The Kousa dogwood is sometimes also called "Chinese dogwood", Korean Dogwood, or Japanese dogwood , Most Commonly used for landscaping
The fruit is a globose pink to red compound berry 2–3 cm in diameter, though these berries tend to grow larger towards the end of the season and some berry clusters that do not fall from the tree surpass 4 cm. It is edible, a sweet and delicious addition to the tree's ornamental value. The fruit is sometimes used for making wine source Wikipedia[/I]
Very subtle and delicate fruit with large seeds, not to sweet. You need patience and appreciation for this fruit
Last edited by FrancoCan; October 31st, 2012 at 09:17 PM.
Reason: addition to text
Yep, can be delicious - I always stop to eat a few on the rare occasions I find one in fruit on my travels. Sadly, never planted around here in northern Britain (and even if it was, I suspect the summers here are too cold for it to ripen any fruit).
Delectability is not a generally shared, consistent experience with this species
I've noticed a degree of variation in the fruit quality, some barely worth eating, others delicious. Sounds like ALJ got poor specimen(s) to try. The best I've ever had was in Italy, so maybe warmer summers are important for fruit quality as well as productivity.
I've had really good ones at various sites on Vancouver Island, but these have usually been a cultivar such as 'Milky Way', not the species form
which seems variable flavour-wise around here.
Also planted a few 'Big Apple' a couple of years ago on account of the reputed fruit production, no crops yet. Did see the first appearance of proto-fruits this season, which lingered for a bit then dried up/aborted...
An update (possibly only exciting to me): actually ate a ripe fruit off one of my "Big Apple" today. It took four years and much aborted early fruits, and there was only one, but that's a 100% increase over the past. Interesting to see if successive seasons now witness more fruit, or if it's simply the lucky result of a very mild and dry Fall.
I stand mathematically corrected. However, the implied infinite percentage increase merely reflects the magnitude of my joy at actually seeing a fruit on it, which is infinitely better than none despite being, in the grand scheme of things, virtually nothing.
It was pretty good: mushy sweet like most kousa fruit I've tried.
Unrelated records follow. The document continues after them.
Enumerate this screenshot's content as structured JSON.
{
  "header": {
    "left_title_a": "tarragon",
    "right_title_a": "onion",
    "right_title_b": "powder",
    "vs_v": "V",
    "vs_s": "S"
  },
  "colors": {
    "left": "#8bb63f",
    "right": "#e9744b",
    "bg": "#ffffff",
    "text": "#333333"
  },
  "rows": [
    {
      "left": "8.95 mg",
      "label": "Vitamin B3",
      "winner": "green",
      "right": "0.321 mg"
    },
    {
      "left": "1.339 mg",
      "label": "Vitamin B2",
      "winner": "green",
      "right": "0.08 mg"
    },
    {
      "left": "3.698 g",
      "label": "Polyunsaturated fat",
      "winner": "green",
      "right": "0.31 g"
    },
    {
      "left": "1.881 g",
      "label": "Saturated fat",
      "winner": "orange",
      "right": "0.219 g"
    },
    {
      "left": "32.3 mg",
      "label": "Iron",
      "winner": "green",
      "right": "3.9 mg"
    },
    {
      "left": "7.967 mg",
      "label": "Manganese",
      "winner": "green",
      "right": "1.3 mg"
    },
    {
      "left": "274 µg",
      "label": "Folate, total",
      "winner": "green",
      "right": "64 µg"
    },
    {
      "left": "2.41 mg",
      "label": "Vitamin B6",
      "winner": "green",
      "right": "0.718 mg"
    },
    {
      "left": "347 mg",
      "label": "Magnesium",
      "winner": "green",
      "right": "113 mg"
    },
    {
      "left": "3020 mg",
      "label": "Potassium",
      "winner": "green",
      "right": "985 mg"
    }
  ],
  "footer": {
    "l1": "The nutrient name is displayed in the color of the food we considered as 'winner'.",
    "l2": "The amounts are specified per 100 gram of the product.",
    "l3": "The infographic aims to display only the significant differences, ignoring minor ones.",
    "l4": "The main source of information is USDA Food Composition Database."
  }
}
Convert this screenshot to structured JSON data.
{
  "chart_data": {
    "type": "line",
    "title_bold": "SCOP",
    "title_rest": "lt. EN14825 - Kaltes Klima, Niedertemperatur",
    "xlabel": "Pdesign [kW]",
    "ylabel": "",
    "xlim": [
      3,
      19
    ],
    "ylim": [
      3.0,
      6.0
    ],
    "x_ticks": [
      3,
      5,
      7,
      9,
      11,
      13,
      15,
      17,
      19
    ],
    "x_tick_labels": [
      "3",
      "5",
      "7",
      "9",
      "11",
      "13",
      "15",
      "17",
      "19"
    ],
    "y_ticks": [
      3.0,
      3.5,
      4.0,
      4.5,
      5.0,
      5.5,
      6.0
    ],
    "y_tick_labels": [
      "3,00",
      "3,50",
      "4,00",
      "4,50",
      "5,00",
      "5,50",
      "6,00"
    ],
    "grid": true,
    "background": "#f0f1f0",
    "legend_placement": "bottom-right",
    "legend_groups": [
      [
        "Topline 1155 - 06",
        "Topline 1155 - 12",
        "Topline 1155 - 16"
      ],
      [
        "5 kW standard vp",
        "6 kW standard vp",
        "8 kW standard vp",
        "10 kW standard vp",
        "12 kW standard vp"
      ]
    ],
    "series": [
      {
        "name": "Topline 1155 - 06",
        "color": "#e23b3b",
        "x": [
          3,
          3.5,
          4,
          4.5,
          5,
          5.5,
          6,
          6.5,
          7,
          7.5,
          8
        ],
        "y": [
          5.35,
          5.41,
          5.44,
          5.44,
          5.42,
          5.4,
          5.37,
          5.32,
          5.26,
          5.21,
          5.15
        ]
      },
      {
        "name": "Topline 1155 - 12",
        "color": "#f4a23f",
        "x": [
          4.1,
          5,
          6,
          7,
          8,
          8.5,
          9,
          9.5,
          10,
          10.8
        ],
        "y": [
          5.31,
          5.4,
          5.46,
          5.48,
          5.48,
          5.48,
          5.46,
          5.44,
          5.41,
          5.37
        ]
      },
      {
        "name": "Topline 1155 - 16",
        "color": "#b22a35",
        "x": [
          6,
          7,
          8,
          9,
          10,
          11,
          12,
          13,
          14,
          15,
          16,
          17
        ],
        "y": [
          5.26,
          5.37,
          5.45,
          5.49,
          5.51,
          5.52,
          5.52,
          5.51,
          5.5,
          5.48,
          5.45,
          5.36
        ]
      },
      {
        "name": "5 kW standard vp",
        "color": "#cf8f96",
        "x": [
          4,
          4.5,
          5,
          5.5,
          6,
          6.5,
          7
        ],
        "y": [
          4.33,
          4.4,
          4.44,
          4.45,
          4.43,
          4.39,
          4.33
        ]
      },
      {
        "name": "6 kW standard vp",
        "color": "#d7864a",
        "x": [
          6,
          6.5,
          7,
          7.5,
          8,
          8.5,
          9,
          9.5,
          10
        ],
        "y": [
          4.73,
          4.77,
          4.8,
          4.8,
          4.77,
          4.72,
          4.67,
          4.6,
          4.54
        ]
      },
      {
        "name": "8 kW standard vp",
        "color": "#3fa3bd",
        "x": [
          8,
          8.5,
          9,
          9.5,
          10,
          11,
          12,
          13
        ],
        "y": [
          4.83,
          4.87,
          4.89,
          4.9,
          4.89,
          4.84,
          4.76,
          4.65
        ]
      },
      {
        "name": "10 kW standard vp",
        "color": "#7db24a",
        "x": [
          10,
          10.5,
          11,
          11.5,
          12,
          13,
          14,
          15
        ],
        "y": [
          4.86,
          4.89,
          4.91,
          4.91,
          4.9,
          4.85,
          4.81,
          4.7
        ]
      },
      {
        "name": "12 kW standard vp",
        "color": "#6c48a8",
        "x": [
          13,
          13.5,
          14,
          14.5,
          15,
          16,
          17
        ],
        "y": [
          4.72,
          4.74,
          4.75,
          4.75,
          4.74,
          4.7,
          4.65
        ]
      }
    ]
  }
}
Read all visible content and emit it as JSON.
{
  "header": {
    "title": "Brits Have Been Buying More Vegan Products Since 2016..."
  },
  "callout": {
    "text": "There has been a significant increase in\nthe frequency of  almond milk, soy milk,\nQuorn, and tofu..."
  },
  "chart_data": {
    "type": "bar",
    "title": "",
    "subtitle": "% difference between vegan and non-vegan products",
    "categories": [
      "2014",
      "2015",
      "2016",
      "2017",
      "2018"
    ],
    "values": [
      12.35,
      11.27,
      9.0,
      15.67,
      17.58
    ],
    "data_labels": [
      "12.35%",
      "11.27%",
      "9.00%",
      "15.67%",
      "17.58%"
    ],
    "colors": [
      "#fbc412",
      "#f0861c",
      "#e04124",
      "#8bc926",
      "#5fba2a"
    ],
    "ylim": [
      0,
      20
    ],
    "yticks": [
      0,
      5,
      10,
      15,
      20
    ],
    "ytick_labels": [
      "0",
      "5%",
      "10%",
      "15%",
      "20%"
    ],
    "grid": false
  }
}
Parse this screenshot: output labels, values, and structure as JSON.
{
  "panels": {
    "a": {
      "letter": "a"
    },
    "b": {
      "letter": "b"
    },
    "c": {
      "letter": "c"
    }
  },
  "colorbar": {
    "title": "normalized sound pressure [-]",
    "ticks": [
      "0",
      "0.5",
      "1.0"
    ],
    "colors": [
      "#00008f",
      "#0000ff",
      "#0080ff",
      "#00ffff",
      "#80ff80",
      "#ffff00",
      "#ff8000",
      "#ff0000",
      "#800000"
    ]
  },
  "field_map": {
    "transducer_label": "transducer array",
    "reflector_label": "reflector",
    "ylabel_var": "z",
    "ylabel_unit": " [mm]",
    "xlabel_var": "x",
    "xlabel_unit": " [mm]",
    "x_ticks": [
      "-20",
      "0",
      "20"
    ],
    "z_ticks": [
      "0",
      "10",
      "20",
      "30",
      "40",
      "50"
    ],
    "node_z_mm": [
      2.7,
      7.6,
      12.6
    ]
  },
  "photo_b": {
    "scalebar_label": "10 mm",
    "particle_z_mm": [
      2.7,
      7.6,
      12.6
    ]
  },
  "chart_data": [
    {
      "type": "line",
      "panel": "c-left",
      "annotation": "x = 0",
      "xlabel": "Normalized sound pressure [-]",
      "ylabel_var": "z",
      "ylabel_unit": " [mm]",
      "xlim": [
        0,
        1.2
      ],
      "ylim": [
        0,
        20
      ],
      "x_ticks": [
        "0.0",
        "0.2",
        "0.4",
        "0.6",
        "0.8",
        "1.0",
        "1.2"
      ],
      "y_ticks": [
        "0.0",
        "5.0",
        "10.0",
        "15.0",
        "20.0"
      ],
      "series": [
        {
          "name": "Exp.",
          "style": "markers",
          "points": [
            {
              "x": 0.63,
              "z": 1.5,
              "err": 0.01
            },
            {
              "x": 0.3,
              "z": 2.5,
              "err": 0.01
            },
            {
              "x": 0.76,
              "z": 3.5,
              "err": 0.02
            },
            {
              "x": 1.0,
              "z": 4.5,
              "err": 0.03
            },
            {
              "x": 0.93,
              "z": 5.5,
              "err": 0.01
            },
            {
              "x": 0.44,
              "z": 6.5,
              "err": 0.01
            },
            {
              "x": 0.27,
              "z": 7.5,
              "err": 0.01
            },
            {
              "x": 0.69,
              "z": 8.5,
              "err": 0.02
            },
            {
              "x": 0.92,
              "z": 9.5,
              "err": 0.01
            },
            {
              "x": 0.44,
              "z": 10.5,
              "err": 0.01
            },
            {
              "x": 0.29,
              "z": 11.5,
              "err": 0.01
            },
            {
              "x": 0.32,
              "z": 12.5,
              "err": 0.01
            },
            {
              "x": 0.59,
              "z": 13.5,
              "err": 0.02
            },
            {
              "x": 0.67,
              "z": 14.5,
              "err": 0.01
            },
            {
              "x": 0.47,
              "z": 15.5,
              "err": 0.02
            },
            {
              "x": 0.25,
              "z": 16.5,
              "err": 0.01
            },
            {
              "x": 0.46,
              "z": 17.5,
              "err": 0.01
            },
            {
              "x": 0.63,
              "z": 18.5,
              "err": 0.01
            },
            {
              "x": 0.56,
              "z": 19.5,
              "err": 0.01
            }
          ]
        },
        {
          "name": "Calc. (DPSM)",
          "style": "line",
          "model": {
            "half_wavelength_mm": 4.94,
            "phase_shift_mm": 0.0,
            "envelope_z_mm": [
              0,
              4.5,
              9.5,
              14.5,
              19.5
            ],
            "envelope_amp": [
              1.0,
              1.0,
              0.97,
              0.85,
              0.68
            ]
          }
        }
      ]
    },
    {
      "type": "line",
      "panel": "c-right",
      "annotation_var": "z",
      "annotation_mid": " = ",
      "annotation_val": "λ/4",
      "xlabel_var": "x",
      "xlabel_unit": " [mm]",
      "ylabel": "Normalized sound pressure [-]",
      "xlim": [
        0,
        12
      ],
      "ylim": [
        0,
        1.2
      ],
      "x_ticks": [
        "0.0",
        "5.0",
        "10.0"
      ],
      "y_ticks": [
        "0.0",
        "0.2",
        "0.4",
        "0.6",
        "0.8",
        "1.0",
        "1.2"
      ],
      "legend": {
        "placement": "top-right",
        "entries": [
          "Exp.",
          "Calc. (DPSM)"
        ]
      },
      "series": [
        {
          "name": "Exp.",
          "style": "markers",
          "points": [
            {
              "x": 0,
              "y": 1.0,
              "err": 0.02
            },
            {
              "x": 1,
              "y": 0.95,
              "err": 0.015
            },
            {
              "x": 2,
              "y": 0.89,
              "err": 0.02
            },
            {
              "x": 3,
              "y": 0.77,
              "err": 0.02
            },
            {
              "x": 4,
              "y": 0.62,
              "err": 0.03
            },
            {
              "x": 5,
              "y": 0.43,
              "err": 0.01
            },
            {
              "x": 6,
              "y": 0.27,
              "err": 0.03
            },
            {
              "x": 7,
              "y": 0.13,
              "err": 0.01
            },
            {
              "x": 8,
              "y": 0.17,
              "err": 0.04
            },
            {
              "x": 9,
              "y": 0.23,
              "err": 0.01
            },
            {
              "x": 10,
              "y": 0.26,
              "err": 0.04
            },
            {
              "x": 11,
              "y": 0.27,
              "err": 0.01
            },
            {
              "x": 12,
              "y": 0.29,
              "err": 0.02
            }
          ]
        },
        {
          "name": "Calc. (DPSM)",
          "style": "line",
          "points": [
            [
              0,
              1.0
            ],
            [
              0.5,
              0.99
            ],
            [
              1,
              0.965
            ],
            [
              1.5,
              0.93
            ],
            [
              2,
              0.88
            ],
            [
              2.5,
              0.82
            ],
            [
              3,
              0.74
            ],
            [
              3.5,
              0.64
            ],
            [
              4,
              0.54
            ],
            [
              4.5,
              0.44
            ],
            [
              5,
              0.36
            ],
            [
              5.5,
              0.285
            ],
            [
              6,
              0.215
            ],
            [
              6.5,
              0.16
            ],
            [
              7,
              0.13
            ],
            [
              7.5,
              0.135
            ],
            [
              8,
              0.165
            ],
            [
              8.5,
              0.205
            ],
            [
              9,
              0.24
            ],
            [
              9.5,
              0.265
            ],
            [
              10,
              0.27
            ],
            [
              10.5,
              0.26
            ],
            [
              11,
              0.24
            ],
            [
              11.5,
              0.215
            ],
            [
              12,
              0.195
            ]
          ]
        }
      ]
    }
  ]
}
Give my ape lineage a bunch more generations hereabouts, and we'll make it native....you said "in nature", though, and I assure you: I was in nature whilst eating it, and my race to consume it ahead of the birds very much reflected a Hobbesian 'state of nature' ('all against all'). Unless you're suggesting that I'm some sort of supernatural ape, in which case I'd prefer to be referred to by the proper term Sasquatch.
Last edited by woodschmoe; November 24th, 2013 at 01:56 PM.